There are no statistics on the number of boomers who exercise on a regular basis, but experts say they probably are more physically active — at least recreationally — than past generations at middle age.

Industry surveys find that boomers are the fastest-growing segment of the health-club population, with those 50 and older accounting for 23 percent of members, says IHRSA's Thompson, whose association represents many of the country's 30,000 gyms.

"Boomers are much more into exercise than their parents were and even more than their children are," says Santiago Matute, a certified professional trainer who works at three Miami-Dade gyms. "And they're very knowledgeable about their bodies and nutrition. In general, they're taking better care of themselves."

'They lead the pack'

Renee Grant, 53, took up running 10 years ago, after a divorce. She worked up to a mile on a neighborhood track, then joined a runners group in Hollywood and built up to five miles.

"At first it was a mental escape for me," says the Cooper City, Fla., resident. "It made me feel so good to be out. It was quite an adrenaline rush."

A year later, she ran her first 5K in Weston, Fla., finishing in the middle of the pack. She completed her first half-marathon in 2003 and her first full marathon in 2004. Since then she has run two a year as well as shorter races about once a month. In last month's Boston Marathon, she ran 3:40:41, beating her previous time by five minutes.

"It's like an addiction," Grant says. "I have to do it. If I don't run, I become grouchy and irritable."

Studies show that boomers exercise differently — and more consistently — than their younger counterparts, with 55- to 64-year-olds showing up at the gym an average of 112 days a year.

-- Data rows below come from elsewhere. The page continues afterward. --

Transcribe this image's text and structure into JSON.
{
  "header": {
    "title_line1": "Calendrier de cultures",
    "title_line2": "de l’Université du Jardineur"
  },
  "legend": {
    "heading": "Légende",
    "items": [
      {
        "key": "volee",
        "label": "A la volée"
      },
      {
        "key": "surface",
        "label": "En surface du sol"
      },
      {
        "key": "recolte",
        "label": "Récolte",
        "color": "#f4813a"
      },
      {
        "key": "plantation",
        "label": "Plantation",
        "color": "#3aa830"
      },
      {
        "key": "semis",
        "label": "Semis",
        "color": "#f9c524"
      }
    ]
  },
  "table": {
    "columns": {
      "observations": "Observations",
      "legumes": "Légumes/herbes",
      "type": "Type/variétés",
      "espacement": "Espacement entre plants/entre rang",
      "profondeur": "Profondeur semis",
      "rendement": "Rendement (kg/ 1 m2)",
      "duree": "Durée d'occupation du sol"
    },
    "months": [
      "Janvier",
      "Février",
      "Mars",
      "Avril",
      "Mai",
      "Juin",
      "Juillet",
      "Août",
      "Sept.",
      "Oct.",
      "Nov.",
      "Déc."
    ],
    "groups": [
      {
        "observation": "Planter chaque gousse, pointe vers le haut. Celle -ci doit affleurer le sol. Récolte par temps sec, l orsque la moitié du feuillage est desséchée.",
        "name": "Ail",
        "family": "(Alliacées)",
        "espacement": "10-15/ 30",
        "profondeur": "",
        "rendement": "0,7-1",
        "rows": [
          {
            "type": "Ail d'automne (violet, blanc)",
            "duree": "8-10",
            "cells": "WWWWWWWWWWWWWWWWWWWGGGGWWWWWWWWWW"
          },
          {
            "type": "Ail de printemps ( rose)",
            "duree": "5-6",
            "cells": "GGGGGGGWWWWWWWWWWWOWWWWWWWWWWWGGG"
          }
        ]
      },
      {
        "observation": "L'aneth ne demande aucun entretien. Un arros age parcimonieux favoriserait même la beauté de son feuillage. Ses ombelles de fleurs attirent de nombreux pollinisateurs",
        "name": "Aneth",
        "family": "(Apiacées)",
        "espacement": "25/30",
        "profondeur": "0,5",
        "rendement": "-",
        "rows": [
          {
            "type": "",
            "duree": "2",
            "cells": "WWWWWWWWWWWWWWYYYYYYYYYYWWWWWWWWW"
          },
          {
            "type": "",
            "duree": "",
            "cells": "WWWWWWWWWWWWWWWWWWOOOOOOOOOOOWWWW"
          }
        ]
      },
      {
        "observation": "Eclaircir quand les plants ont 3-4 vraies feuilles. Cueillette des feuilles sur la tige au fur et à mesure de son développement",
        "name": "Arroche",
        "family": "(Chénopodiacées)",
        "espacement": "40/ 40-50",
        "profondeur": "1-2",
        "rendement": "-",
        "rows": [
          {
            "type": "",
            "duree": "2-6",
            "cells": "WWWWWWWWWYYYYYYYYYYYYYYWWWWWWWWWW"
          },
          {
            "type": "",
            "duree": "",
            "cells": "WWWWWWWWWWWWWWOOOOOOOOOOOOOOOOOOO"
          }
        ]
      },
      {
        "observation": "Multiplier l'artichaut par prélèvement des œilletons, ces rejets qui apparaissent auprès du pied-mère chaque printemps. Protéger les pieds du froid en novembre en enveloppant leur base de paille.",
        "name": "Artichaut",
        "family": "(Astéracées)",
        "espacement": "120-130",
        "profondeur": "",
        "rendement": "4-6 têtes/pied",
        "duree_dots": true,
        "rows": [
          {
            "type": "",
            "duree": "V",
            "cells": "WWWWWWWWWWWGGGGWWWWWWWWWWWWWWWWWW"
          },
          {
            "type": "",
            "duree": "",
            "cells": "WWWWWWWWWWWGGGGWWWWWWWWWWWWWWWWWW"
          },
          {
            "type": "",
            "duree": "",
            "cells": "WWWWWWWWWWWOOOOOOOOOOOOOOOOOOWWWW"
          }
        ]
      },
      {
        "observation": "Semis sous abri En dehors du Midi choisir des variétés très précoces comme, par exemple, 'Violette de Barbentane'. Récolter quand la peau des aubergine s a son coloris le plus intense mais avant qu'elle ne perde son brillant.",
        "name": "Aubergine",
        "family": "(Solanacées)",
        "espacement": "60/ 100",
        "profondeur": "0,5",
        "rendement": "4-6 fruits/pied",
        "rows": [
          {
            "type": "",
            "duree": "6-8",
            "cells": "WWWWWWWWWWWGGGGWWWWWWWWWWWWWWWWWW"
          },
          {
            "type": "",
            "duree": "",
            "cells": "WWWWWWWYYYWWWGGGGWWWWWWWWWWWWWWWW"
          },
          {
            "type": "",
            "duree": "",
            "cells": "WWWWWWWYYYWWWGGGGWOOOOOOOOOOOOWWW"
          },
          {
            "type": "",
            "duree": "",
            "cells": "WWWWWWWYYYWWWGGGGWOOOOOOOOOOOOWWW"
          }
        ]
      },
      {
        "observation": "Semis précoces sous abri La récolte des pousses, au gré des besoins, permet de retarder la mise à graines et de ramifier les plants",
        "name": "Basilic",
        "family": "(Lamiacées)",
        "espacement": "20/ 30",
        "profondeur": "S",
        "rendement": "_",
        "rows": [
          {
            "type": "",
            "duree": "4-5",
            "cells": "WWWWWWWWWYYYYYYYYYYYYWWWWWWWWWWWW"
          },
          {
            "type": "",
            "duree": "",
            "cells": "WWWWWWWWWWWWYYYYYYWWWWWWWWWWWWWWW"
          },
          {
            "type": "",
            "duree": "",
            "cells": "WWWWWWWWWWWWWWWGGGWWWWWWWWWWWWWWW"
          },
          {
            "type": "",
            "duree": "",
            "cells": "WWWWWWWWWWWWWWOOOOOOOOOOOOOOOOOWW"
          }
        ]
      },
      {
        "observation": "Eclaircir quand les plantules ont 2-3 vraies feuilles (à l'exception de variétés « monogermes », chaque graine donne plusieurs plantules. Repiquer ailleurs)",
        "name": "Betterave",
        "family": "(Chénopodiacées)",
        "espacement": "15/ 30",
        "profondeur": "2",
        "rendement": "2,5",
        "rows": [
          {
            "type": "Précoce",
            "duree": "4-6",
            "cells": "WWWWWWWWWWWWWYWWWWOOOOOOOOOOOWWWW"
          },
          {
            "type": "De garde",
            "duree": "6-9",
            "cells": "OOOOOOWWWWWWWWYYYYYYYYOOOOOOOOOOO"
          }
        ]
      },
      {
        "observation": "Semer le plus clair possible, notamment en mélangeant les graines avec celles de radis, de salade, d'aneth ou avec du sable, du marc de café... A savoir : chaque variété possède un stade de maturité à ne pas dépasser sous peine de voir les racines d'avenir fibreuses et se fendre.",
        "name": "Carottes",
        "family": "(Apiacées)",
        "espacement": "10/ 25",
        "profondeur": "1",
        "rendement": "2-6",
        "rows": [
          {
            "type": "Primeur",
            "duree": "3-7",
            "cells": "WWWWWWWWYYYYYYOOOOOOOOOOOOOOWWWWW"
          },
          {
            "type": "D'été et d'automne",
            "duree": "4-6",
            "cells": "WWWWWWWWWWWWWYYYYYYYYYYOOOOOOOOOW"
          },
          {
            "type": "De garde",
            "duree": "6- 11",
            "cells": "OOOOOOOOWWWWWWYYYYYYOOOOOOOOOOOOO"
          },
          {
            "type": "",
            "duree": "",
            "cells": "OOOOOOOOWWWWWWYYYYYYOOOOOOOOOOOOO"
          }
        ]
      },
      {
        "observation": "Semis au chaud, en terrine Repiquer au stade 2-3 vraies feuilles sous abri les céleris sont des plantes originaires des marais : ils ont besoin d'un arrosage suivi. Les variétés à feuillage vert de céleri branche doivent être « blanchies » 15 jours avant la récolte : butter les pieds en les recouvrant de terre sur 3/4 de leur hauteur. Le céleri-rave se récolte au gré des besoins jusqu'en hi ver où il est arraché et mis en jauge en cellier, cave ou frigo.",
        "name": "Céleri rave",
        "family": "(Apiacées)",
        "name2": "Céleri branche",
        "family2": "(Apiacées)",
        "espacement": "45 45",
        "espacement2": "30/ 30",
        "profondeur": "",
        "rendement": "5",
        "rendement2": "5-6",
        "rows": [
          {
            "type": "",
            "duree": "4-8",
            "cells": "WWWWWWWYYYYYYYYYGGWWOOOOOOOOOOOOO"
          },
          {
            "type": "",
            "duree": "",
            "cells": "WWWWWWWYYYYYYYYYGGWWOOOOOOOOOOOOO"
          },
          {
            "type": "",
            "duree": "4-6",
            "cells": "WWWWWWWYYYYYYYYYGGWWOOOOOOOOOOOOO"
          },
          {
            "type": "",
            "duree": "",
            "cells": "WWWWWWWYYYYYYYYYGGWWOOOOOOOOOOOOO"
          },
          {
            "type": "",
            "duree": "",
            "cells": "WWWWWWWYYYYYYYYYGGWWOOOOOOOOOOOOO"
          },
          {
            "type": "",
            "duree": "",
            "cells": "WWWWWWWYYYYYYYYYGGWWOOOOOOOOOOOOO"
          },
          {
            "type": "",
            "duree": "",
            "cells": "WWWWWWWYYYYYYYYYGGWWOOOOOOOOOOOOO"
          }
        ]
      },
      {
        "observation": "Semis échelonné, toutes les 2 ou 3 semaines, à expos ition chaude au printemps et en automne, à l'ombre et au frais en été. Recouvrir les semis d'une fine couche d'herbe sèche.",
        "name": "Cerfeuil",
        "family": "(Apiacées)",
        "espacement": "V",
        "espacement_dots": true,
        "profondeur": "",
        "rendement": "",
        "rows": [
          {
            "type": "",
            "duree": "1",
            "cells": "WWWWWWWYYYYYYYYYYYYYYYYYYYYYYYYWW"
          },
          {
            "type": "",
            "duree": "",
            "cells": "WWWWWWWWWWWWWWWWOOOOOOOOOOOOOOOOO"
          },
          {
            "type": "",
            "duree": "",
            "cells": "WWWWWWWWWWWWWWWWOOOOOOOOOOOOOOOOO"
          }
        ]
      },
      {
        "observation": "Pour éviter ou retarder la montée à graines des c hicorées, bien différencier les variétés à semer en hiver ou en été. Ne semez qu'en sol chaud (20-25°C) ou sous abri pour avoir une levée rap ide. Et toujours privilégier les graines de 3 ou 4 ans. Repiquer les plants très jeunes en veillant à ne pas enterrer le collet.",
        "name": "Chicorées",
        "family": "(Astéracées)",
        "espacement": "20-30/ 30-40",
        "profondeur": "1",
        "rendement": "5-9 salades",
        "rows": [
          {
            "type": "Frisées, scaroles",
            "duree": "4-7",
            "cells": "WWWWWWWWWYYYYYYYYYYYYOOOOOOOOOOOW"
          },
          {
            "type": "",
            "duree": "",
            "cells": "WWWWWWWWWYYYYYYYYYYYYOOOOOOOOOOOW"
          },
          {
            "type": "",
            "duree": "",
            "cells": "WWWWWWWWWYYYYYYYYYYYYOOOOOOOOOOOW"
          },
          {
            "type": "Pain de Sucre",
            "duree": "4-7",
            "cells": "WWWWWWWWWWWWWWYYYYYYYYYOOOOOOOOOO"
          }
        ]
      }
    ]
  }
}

"They lead the pack," says IHRSA's Thompson.

At Anytime Fitness in Hollywood, Fla., owner Guy del Borrello, calls his boomer clients "more dedicated and serious. They give more importance to health."

Boomer exercise favorites include treadmill and elliptical machines, yoga, Pilates and weight training. Matute has seen more women adding strength training to their aerobic workouts and men incorporating cardiovascular exercises into their free-weight routines.

Boomers are also smart about cross-training — that is, doing more than one kind of exercise to work out different muscles. In addition to rowing, Retelny does step aerobics, spinning and strength training at the gym.

Loretta, who hopes to eventually qualify for the world-famous Ironman in Kona, Hawaii, practices yoga. He also prays and meditates while running.

"You have to be realistic in your expectations and accept the fact that your body is getting older," he says. "But I'm fine with that."